Maddon, who will face another round of bullpen-management questions when the playoffs begin, had Hector Rondon warming up in the 10th inning, but the right-hander threw a scoreless inning on Friday night, his first appearance since Sept. 8 after getting treated for a sore elbow.

“If we did not score when we scored, I would have brought Rondon into the game,” Maddon said. “But once we scored, I put him back out there. It was a pretty easy equation.

“He’s your best guy. There’s no second-guessing whatsoever. He was fine to go back out there.”

What did The Streak mean to you?

“Not much,” Davis said. “I obviously wanted to win today’s game and put us in a better position than we were yesterday. So it kind of stinks, but, you know, move on from it.”

That summed up the entire mood inside the visiting clubhouse, the Cubs pointing to a dominant Kyle Hendricks start (one run in six innings), Justin Wilson auditioning for a trusted role out of the playoff bullpen (four outs) and a resourceful lineup that manufactured offense without hitting home runs.  

“It’s been a hell of a series so far,” Hendricks said.

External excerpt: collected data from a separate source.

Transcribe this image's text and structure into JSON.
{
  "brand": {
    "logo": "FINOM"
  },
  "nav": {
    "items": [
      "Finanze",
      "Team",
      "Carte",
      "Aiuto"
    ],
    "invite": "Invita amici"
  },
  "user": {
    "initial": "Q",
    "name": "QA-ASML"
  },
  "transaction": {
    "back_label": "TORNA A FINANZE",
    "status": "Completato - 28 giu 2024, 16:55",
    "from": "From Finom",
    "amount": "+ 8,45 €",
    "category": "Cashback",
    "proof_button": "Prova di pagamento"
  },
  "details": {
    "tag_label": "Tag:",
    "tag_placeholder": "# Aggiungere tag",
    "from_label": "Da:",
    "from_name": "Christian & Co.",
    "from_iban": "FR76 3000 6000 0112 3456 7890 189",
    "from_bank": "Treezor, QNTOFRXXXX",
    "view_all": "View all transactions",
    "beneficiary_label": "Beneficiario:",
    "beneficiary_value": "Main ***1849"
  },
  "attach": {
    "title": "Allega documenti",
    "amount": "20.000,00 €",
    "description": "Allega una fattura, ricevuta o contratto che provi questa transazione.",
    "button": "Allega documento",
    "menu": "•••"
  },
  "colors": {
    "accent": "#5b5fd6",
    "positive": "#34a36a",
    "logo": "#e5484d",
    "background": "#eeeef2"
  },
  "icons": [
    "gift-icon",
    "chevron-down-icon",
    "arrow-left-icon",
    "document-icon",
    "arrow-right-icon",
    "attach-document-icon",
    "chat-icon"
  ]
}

The magic number to eliminate the Brewers from the division race remains four, while the Cardinals were at five heading into their Saturday night game against the Pittsburgh Pirates. The Cubs can’t wait to unleash Davis in October.

“There’s no difference between these three games and the games that are going to occur the next month,” Maddon said. “They were absolutely that intense.”